Ao contrário dos procedimentos de vigilância sanitária levados a efeito nos países desenvolvidos nos quais se constata adoção de procedimentos fiscalizatórios periódicos, diversificados e aleatórios de amostras de produtos nos pontos de venda com a conseqüente análise bromatológica, no Brasil, as ações de vigilância sanitária representam o maior entrave a ser superado, pois não só a fiscalização não é exercida de modo contínuo e permanente, como as eventuais e esporádicas ações levadas a efeito ocorrem preferencialmente em situações que tendem a ganhar as páginas dos jornais e se espalhar pela mídia conforme a gravidade do escândalo.

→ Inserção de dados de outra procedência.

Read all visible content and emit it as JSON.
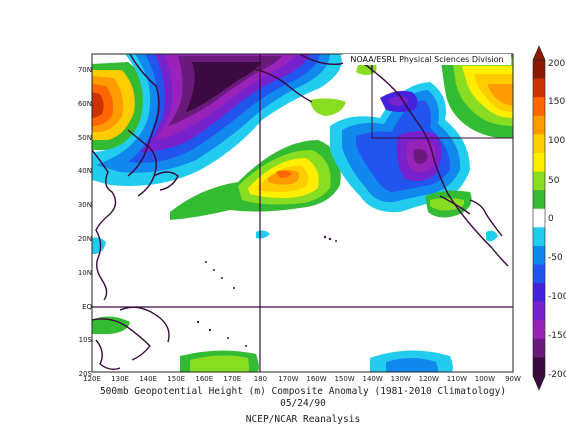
{
  "header": {
    "credit": "NOAA/ESRL Physical Sciences Division"
  },
  "caption": {
    "line1": "500mb Geopotential Height (m) Composite Anomaly (1981-2010 Climatology)",
    "line2": "05/24/90",
    "line3": "NCEP/NCAR Reanalysis"
  },
  "axes": {
    "lat_labels": [
      "70N",
      "60N",
      "50N",
      "40N",
      "30N",
      "20N",
      "10N",
      "EQ",
      "10S",
      "20S"
    ],
    "lon_labels": [
      "120E",
      "130E",
      "140E",
      "150E",
      "160E",
      "170E",
      "180",
      "170W",
      "160W",
      "150W",
      "140W",
      "130W",
      "120W",
      "110W",
      "100W",
      "90W"
    ]
  },
  "colorbar": {
    "labels": [
      "200",
      "150",
      "100",
      "50",
      "0",
      "-50",
      "-100",
      "-150",
      "-200"
    ],
    "colors": [
      "#8b1a00",
      "#cc3300",
      "#ff6600",
      "#ff9a00",
      "#ffcc00",
      "#ffee00",
      "#88dd22",
      "#33bb33",
      "#ffffff",
      "#22ccee",
      "#1188ee",
      "#2255ee",
      "#4422dd",
      "#7722cc",
      "#9922bb",
      "#6a1a7a",
      "#3a0a40"
    ]
  }
}
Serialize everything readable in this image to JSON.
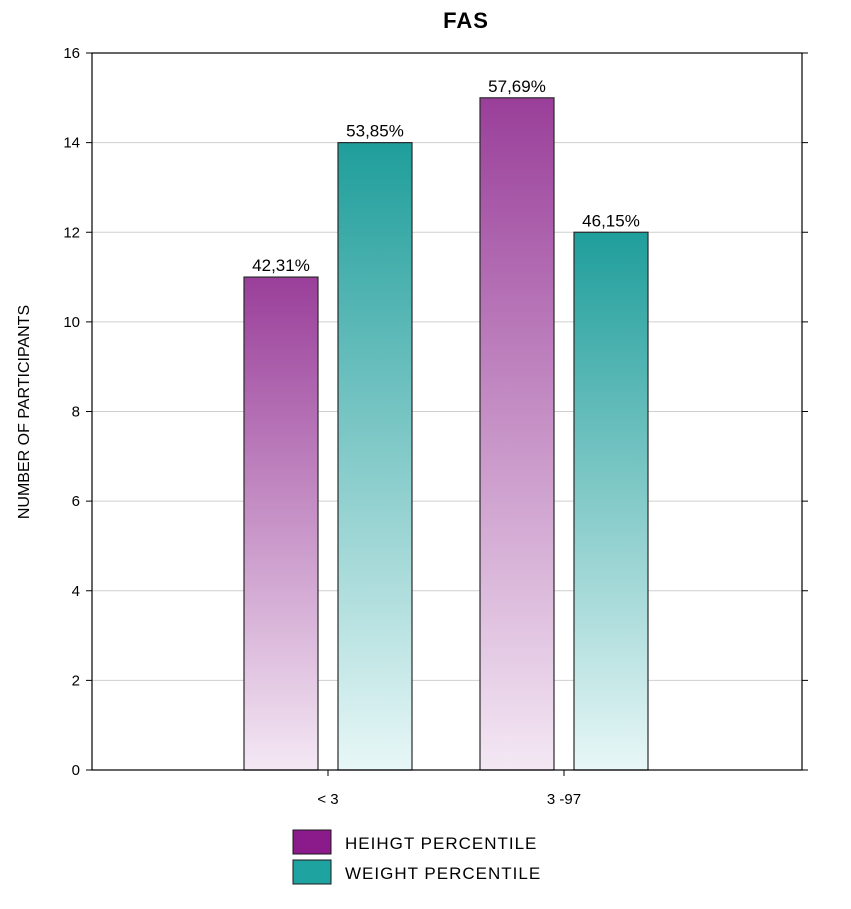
{
  "chart_data": {
    "type": "bar",
    "title": "FAS",
    "xlabel": "",
    "ylabel": "NUMBER OF PARTICIPANTS",
    "categories": [
      "< 3",
      "3 -97"
    ],
    "series": [
      {
        "name": "HEIHGT PERCENTILE",
        "values": [
          11,
          15
        ],
        "labels": [
          "42,31%",
          "57,69%"
        ],
        "color": "#8b1a8b"
      },
      {
        "name": "WEIGHT PERCENTILE",
        "values": [
          14,
          12
        ],
        "labels": [
          "53,85%",
          "46,15%"
        ],
        "color": "#1fa3a0"
      }
    ],
    "ylim": [
      0,
      16
    ],
    "yticks": [
      "0",
      "2",
      "4",
      "6",
      "8",
      "10",
      "12",
      "14",
      "16"
    ],
    "grid": true,
    "legend": "bottom-center"
  }
}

Entre as inúmeras denúncias noticiadas, a fiscalização esteve presente nos casos de bromato no pão, do cromo na gelatina, do dióxido de enxofre em sucos de frutas, do formol no leite UHT e do nitrito e nitrato utilizados em produtos cárneos.228

A seqüência é sempre a mesma: alguém denuncia o fato, a mídia o destaca criando o maior alvoroço, a autoridade sanitária comparece, recolhe amostras e as analisa, professores e pesquisadores se pronunciam, órgãos de defesa do consumidor e entidades ambientalistas reclamam do excesso de química nos alimentos industrializados, a indústria se defende e o assunto acaba morrendo, quase sempre com providências tomadas, é verdade.229

227 EVANGELISTA, José, op. cit., p. 433. 228 Ibid.